U.S. arrival limits appeared in a Federal Register notice covering arrival restrictions for the Democratic Republic of the Congo, Uganda and South Sudan. The State Department posted its embassy action in a notice on the temporary pause of visa operations in East/Central Africa.
The CDC separately described the airport measures in a media statement on enhanced Ebola screening. Together, those actions created a layered system of visa pauses, entry limits, redirected flights and health screening.
The Canadian order also reaches permanent resident visas, a category not usually grouped with short-term travel documents in public health announcements. It means the suspension touches planned immigration travel as well as visitor entries, while the pause on new decisions freezes movement on fresh applications from the three countries.
Study permit and work permit applicants fall into that processing halt. Canada did not frame the move as a permanent bar, and officials said the pause is temporary, with documents set to return to valid status after 90 days if they are unaffected at the end of the suspension.
Bundibugyo Ebola has prompted strong public health responses before, but officials stressed the absence of a current vaccine in setting this round of restrictions. That fact, combined with the WHO risk level of “very high,” drove both governments toward border and travel controls rather than waiting for a wider spread.
The timing adds pressure.
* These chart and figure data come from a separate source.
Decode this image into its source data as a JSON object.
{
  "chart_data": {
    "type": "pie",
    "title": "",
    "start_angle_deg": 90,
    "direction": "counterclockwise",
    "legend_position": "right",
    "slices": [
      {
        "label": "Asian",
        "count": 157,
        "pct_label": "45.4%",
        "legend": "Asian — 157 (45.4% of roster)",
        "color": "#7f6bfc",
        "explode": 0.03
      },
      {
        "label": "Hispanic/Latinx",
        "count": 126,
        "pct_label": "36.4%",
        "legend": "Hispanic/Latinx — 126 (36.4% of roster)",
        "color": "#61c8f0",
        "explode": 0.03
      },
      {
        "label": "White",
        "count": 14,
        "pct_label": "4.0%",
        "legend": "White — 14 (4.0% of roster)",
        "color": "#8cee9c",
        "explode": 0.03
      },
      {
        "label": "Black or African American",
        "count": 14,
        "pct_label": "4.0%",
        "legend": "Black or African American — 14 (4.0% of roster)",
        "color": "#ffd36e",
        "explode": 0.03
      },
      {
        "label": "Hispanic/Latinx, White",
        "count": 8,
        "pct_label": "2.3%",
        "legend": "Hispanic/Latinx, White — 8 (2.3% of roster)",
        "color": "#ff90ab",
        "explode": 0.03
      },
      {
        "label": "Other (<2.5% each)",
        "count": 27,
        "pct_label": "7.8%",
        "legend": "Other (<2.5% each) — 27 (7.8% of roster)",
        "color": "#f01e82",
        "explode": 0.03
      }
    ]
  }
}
North America is preparing to host the 2026 FIFA World Cup, and both governments cited that event as a reason to act aggressively before travel volumes rise further.
For now, the rules are date-specific and narrow in their legal form, even if their practical effect is broad. Canada begins its visa suspension at 23:59 EDT on May 27, 2026 and its quarantine regime on May 30, 2026. The United States started its embassy pause and CDC order on May 18, 2026, then phased in designated airport arrivals over the next eight days, ending with Houston on May 26.